L’enjeu pour le Banquet est de ne pas être une parenthèse ponctuelle, autoréférencée et détachée de la vie locale. Le Banquet nourrit l’activité du Centre culturel de rencontre tout au long de l’année. Il doit s’ouvrir davantage à ceux qui ne sont pas spontanément attirés par les conférences ou les lectures. C’est la fonction des balades botaniques, des siestes sonores, des concerts, du banquet final ou du cinéma sous les étoiles.
Pour la même raison, nous accueillons d’autres manifestations dans l’Abbaye, comme Les Ptibals, festival de danse traditionnelle qui aura lieu au mois d’août, ou des spectacles de cirque, avec l’association locale Artkissonn. N’en déplaise à certains élitistes, il n’y a pas pour moi de hiérarchie entre ces différentes occasions de partager et de construire du commun.
Que faudrait-il changer pour que la création intellectuelle, artistique, la parole scientifique puissent agir contre les périls qui nous entourent ?

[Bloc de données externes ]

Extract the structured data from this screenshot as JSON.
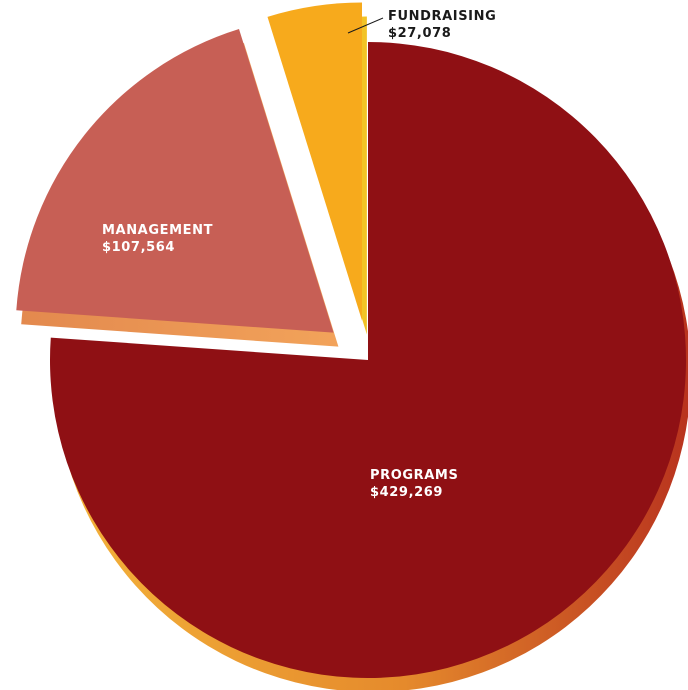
{
  "chart_data": {
    "type": "pie",
    "title": "",
    "slices": [
      {
        "label": "PROGRAMS",
        "value_text": "$429,269",
        "value": 429269,
        "color": "#8f1014",
        "side_color": "#e0892f"
      },
      {
        "label": "MANAGEMENT",
        "value_text": "$107,564",
        "value": 107564,
        "color": "#c75f55",
        "side_color": "#e8894f"
      },
      {
        "label": "FUNDRAISING",
        "value_text": "$27,078",
        "value": 27078,
        "color": "#f7aa1c",
        "side_color": "#f2c326"
      }
    ],
    "exploded": [
      "MANAGEMENT",
      "FUNDRAISING"
    ],
    "legend": "none"
  }
}
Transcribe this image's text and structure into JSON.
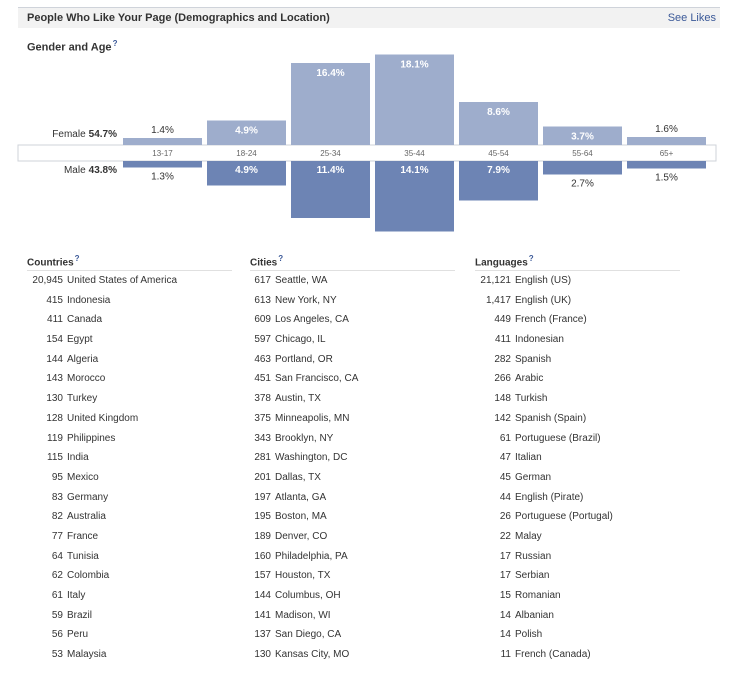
{
  "header": {
    "title": "People Who Like Your Page (Demographics and Location)",
    "see_likes": "See Likes"
  },
  "gender_age_label": "Gender and Age",
  "help_mark": "?",
  "female": {
    "label": "Female",
    "percent": "54.7%"
  },
  "male": {
    "label": "Male",
    "percent": "43.8%"
  },
  "colors": {
    "female_bar": "#9eadcc",
    "male_bar": "#6d84b4",
    "link": "#3b5998"
  },
  "chart_data": {
    "type": "bar",
    "title": "Gender and Age",
    "categories": [
      "13-17",
      "18-24",
      "25-34",
      "35-44",
      "45-54",
      "55-64",
      "65+"
    ],
    "series": [
      {
        "name": "Female",
        "values": [
          1.4,
          4.9,
          16.4,
          18.1,
          8.6,
          3.7,
          1.6
        ],
        "labels": [
          "1.4%",
          "4.9%",
          "16.4%",
          "18.1%",
          "8.6%",
          "3.7%",
          "1.6%"
        ]
      },
      {
        "name": "Male",
        "values": [
          1.3,
          4.9,
          11.4,
          14.1,
          7.9,
          2.7,
          1.5
        ],
        "labels": [
          "1.3%",
          "4.9%",
          "11.4%",
          "14.1%",
          "7.9%",
          "2.7%",
          "1.5%"
        ]
      }
    ]
  },
  "countries": {
    "heading": "Countries",
    "items": [
      {
        "count": "20,945",
        "name": "United States of America"
      },
      {
        "count": "415",
        "name": "Indonesia"
      },
      {
        "count": "411",
        "name": "Canada"
      },
      {
        "count": "154",
        "name": "Egypt"
      },
      {
        "count": "144",
        "name": "Algeria"
      },
      {
        "count": "143",
        "name": "Morocco"
      },
      {
        "count": "130",
        "name": "Turkey"
      },
      {
        "count": "128",
        "name": "United Kingdom"
      },
      {
        "count": "119",
        "name": "Philippines"
      },
      {
        "count": "115",
        "name": "India"
      },
      {
        "count": "95",
        "name": "Mexico"
      },
      {
        "count": "83",
        "name": "Germany"
      },
      {
        "count": "82",
        "name": "Australia"
      },
      {
        "count": "77",
        "name": "France"
      },
      {
        "count": "64",
        "name": "Tunisia"
      },
      {
        "count": "62",
        "name": "Colombia"
      },
      {
        "count": "61",
        "name": "Italy"
      },
      {
        "count": "59",
        "name": "Brazil"
      },
      {
        "count": "56",
        "name": "Peru"
      },
      {
        "count": "53",
        "name": "Malaysia"
      }
    ]
  },
  "cities": {
    "heading": "Cities",
    "items": [
      {
        "count": "617",
        "name": "Seattle, WA"
      },
      {
        "count": "613",
        "name": "New York, NY"
      },
      {
        "count": "609",
        "name": "Los Angeles, CA"
      },
      {
        "count": "597",
        "name": "Chicago, IL"
      },
      {
        "count": "463",
        "name": "Portland, OR"
      },
      {
        "count": "451",
        "name": "San Francisco, CA"
      },
      {
        "count": "378",
        "name": "Austin, TX"
      },
      {
        "count": "375",
        "name": "Minneapolis, MN"
      },
      {
        "count": "343",
        "name": "Brooklyn, NY"
      },
      {
        "count": "281",
        "name": "Washington, DC"
      },
      {
        "count": "201",
        "name": "Dallas, TX"
      },
      {
        "count": "197",
        "name": "Atlanta, GA"
      },
      {
        "count": "195",
        "name": "Boston, MA"
      },
      {
        "count": "189",
        "name": "Denver, CO"
      },
      {
        "count": "160",
        "name": "Philadelphia, PA"
      },
      {
        "count": "157",
        "name": "Houston, TX"
      },
      {
        "count": "144",
        "name": "Columbus, OH"
      },
      {
        "count": "141",
        "name": "Madison, WI"
      },
      {
        "count": "137",
        "name": "San Diego, CA"
      },
      {
        "count": "130",
        "name": "Kansas City, MO"
      }
    ]
  },
  "languages": {
    "heading": "Languages",
    "items": [
      {
        "count": "21,121",
        "name": "English (US)"
      },
      {
        "count": "1,417",
        "name": "English (UK)"
      },
      {
        "count": "449",
        "name": "French (France)"
      },
      {
        "count": "411",
        "name": "Indonesian"
      },
      {
        "count": "282",
        "name": "Spanish"
      },
      {
        "count": "266",
        "name": "Arabic"
      },
      {
        "count": "148",
        "name": "Turkish"
      },
      {
        "count": "142",
        "name": "Spanish (Spain)"
      },
      {
        "count": "61",
        "name": "Portuguese (Brazil)"
      },
      {
        "count": "47",
        "name": "Italian"
      },
      {
        "count": "45",
        "name": "German"
      },
      {
        "count": "44",
        "name": "English (Pirate)"
      },
      {
        "count": "26",
        "name": "Portuguese (Portugal)"
      },
      {
        "count": "22",
        "name": "Malay"
      },
      {
        "count": "17",
        "name": "Russian"
      },
      {
        "count": "17",
        "name": "Serbian"
      },
      {
        "count": "15",
        "name": "Romanian"
      },
      {
        "count": "14",
        "name": "Albanian"
      },
      {
        "count": "14",
        "name": "Polish"
      },
      {
        "count": "11",
        "name": "French (Canada)"
      }
    ]
  }
}
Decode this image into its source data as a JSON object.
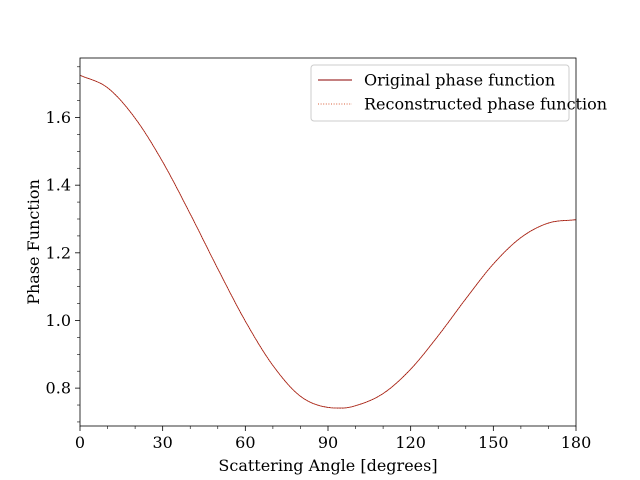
{
  "chart_data": {
    "type": "line",
    "xlabel": "Scattering Angle [degrees]",
    "ylabel": "Phase Function",
    "xlim": [
      0,
      180
    ],
    "ylim": [
      0.688,
      1.776
    ],
    "xticks": [
      0,
      30,
      60,
      90,
      120,
      150,
      180
    ],
    "xtick_labels": [
      "0",
      "30",
      "60",
      "90",
      "120",
      "150",
      "180"
    ],
    "xminor_step": 10,
    "yticks": [
      0.8,
      1.0,
      1.2,
      1.4,
      1.6
    ],
    "ytick_labels": [
      "0.8",
      "1.0",
      "1.2",
      "1.4",
      "1.6"
    ],
    "yminor_step": 0.05,
    "grid": false,
    "legend_position": "top-right",
    "series": [
      {
        "name": "Original phase function",
        "color": "#8b0000",
        "style": "solid",
        "x": [
          0,
          10,
          20,
          30,
          40,
          50,
          60,
          70,
          80,
          90,
          95,
          100,
          110,
          120,
          130,
          140,
          150,
          160,
          170,
          180
        ],
        "y": [
          1.725,
          1.688,
          1.598,
          1.469,
          1.315,
          1.153,
          0.998,
          0.867,
          0.776,
          0.743,
          0.741,
          0.748,
          0.784,
          0.856,
          0.955,
          1.064,
          1.167,
          1.245,
          1.288,
          1.298
        ]
      },
      {
        "name": "Reconstructed phase function",
        "color": "#d9603b",
        "style": "dotted",
        "x": [
          0,
          10,
          20,
          30,
          40,
          50,
          60,
          70,
          80,
          90,
          95,
          100,
          110,
          120,
          130,
          140,
          150,
          160,
          170,
          180
        ],
        "y": [
          1.725,
          1.688,
          1.598,
          1.469,
          1.315,
          1.153,
          0.998,
          0.867,
          0.776,
          0.743,
          0.741,
          0.748,
          0.784,
          0.856,
          0.955,
          1.064,
          1.167,
          1.245,
          1.288,
          1.298
        ]
      }
    ]
  }
}
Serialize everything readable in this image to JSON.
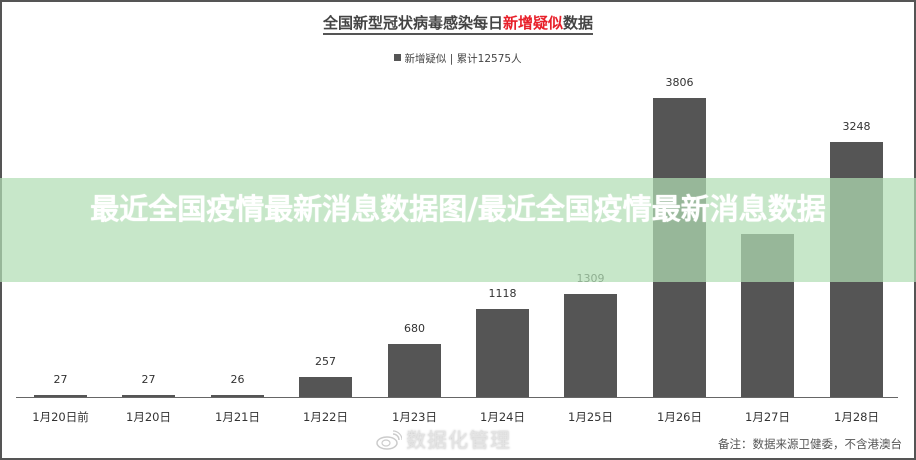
{
  "header": {
    "title_prefix": "全国新型冠状病毒感染每日",
    "title_highlight": "新增疑似",
    "title_suffix": "数据",
    "highlight_color": "#e8202a"
  },
  "legend": {
    "series_label": "新增疑似",
    "separator": " | ",
    "total_label": "累计12575人"
  },
  "footer": {
    "note": "备注：数据来源卫健委，不含港澳台",
    "watermark": "数据化管理"
  },
  "overlay": {
    "caption": "最近全国疫情最新消息数据图/最近全国疫情最新消息数据"
  },
  "chart_data": {
    "type": "bar",
    "title": "全国新型冠状病毒感染每日新增疑似数据",
    "xlabel": "",
    "ylabel": "",
    "categories": [
      "1月20日前",
      "1月20日",
      "1月21日",
      "1月22日",
      "1月23日",
      "1月24日",
      "1月25日",
      "1月26日",
      "1月27日",
      "1月28日"
    ],
    "series": [
      {
        "name": "新增疑似",
        "values": [
          27,
          27,
          26,
          257,
          680,
          1118,
          1309,
          3806,
          2077,
          3248
        ],
        "color": "#555555"
      }
    ],
    "data_labels": [
      "27",
      "27",
      "26",
      "257",
      "680",
      "1118",
      "1309",
      "3806",
      "",
      "3248"
    ],
    "total": 12575,
    "ylim": [
      0,
      3806
    ],
    "grid": false,
    "legend_position": "top"
  }
}
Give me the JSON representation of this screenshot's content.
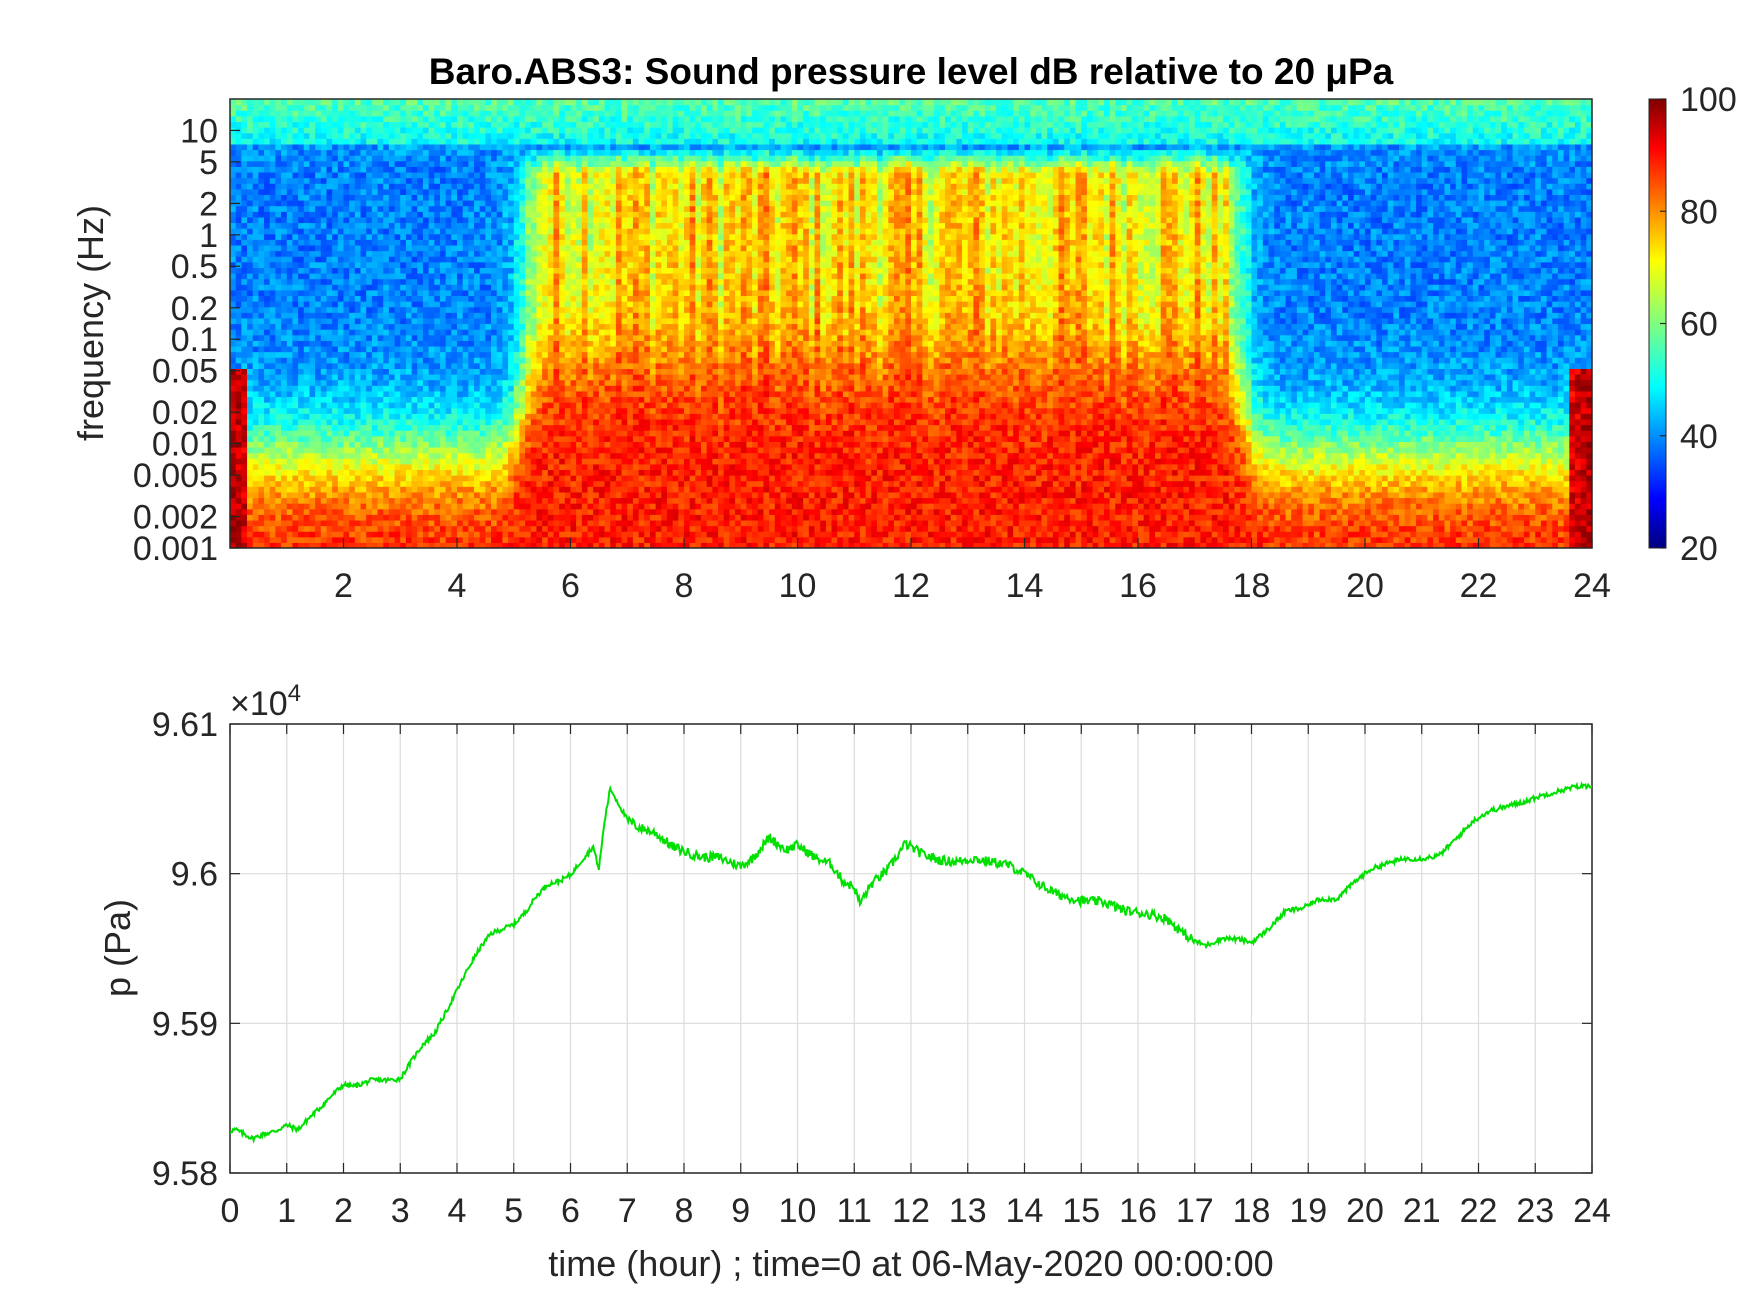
{
  "chart_data": [
    {
      "type": "heatmap",
      "title": "Baro.ABS3: Sound pressure level dB relative to 20 μPa",
      "ylabel": "frequency (Hz)",
      "xlabel": "",
      "y_scale": "log",
      "xlim": [
        0,
        24
      ],
      "ylim": [
        0.001,
        20
      ],
      "x_ticks": [
        2,
        4,
        6,
        8,
        10,
        12,
        14,
        16,
        18,
        20,
        22,
        24
      ],
      "x_tick_labels": [
        "2",
        "4",
        "6",
        "8",
        "10",
        "12",
        "14",
        "16",
        "18",
        "20",
        "22",
        "24"
      ],
      "y_ticks": [
        0.001,
        0.002,
        0.005,
        0.01,
        0.02,
        0.05,
        0.1,
        0.2,
        0.5,
        1,
        2,
        5,
        10
      ],
      "y_tick_labels": [
        "0.001",
        "0.002",
        "0.005",
        "0.01",
        "0.02",
        "0.05",
        "0.1",
        "0.2",
        "0.5",
        "1",
        "2",
        "5",
        "10"
      ],
      "colorbar": {
        "colormap": "jet",
        "clim": [
          20,
          100
        ],
        "ticks": [
          20,
          40,
          60,
          80,
          100
        ],
        "tick_labels": [
          "20",
          "40",
          "60",
          "80",
          "100"
        ],
        "placement": "right"
      },
      "color_bands_db": {
        "description_hours": [
          0,
          24
        ],
        "quiet_periods_hours": [
          [
            0,
            5.2
          ],
          [
            17.8,
            24
          ]
        ],
        "loud_period_hours": [
          5.2,
          17.8
        ],
        "level_quiet_high_freq": 40,
        "level_loud_high_freq": 72,
        "level_low_freq": 88,
        "level_top_band": 50
      }
    },
    {
      "type": "line",
      "title": "",
      "xlabel": "time (hour) ; time=0 at 06-May-2020 00:00:00",
      "ylabel": "p (Pa)",
      "exponent_label": "×10",
      "exponent_power": "4",
      "xlim": [
        0,
        24
      ],
      "ylim": [
        95800,
        96100
      ],
      "x_ticks": [
        0,
        1,
        2,
        3,
        4,
        5,
        6,
        7,
        8,
        9,
        10,
        11,
        12,
        13,
        14,
        15,
        16,
        17,
        18,
        19,
        20,
        21,
        22,
        23,
        24
      ],
      "x_tick_labels": [
        "0",
        "1",
        "2",
        "3",
        "4",
        "5",
        "6",
        "7",
        "8",
        "9",
        "10",
        "11",
        "12",
        "13",
        "14",
        "15",
        "16",
        "17",
        "18",
        "19",
        "20",
        "21",
        "22",
        "23",
        "24"
      ],
      "y_ticks": [
        95800,
        95900,
        96000,
        96100
      ],
      "y_tick_labels": [
        "9.58",
        "9.59",
        "9.6",
        "9.61"
      ],
      "grid": true,
      "series": [
        {
          "color": "#00e000",
          "x": [
            0,
            0.1,
            0.2,
            0.4,
            0.6,
            0.8,
            1.0,
            1.2,
            1.4,
            1.6,
            1.8,
            2.0,
            2.2,
            2.5,
            2.8,
            3.0,
            3.2,
            3.4,
            3.6,
            3.8,
            4.0,
            4.2,
            4.4,
            4.6,
            4.8,
            5.0,
            5.2,
            5.4,
            5.6,
            5.8,
            6.0,
            6.2,
            6.4,
            6.5,
            6.6,
            6.7,
            6.8,
            7.0,
            7.2,
            7.5,
            7.8,
            8.0,
            8.3,
            8.6,
            9.0,
            9.2,
            9.5,
            9.8,
            10.0,
            10.3,
            10.6,
            10.8,
            11.0,
            11.1,
            11.3,
            11.6,
            11.9,
            12.2,
            12.5,
            12.8,
            13.1,
            13.4,
            13.7,
            14.0,
            14.3,
            14.6,
            15.0,
            15.4,
            15.8,
            16.2,
            16.5,
            16.8,
            17.0,
            17.2,
            17.5,
            17.8,
            18.0,
            18.3,
            18.6,
            18.9,
            19.2,
            19.5,
            19.8,
            20.1,
            20.4,
            20.7,
            21.0,
            21.3,
            21.6,
            21.9,
            22.2,
            22.5,
            22.8,
            23.1,
            23.4,
            23.7,
            24.0
          ],
          "y": [
            95828,
            95829,
            95827,
            95823,
            95826,
            95828,
            95832,
            95829,
            95837,
            95844,
            95852,
            95859,
            95858,
            95862,
            95862,
            95863,
            95875,
            95886,
            95893,
            95907,
            95922,
            95937,
            95950,
            95960,
            95963,
            95966,
            95974,
            95985,
            95993,
            95995,
            95999,
            96009,
            96018,
            96003,
            96035,
            96057,
            96050,
            96036,
            96031,
            96027,
            96018,
            96015,
            96011,
            96011,
            96005,
            96010,
            96024,
            96016,
            96019,
            96011,
            96006,
            95995,
            95991,
            95980,
            95993,
            96003,
            96020,
            96013,
            96009,
            96008,
            96010,
            96008,
            96006,
            96000,
            95992,
            95986,
            95982,
            95981,
            95975,
            95973,
            95970,
            95960,
            95955,
            95952,
            95957,
            95956,
            95954,
            95963,
            95975,
            95977,
            95983,
            95983,
            95994,
            96003,
            96007,
            96010,
            96010,
            96012,
            96023,
            96035,
            96042,
            96045,
            96048,
            96052,
            96055,
            96058,
            96059
          ]
        }
      ]
    }
  ]
}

Poursuivre l’effort de décloisonnement, nourrir la curiosité pour l’autre, corriger les effets d’une société où chacun évolue dans sa bulle sans porosité avec les autres parties du corps social… Une fonction du Banquet est de mettre en présence autour d’une même thématique des personnes d’horizons divers. Un autre enjeu commun à toutes les manifestations littéraires est de rajeunir et de diversifier les publics. C’est un travail de fond qui demandera du temps et de la constance. Un moyen de servir cet objectif est de développer les dispositifs visant à associer les habitants aux processus d’élaboration des contenus, dans une alternative à une vision descendante de la diffusion des savoirs ou de la diffusion artistique. Je suis attentif aux enjeux de réappropriation culturelle. L’exposition photographique de cet été, Ricochets de Fred Sancère, illustre cette attention aux espaces ruraux de faible densité, ces lieux délaissés où le RN trouve de nouveaux électeurs, qui sont des réalités qui s’imposent à notre conscience et à notre action, pour tenter d’y reconstruire du commun.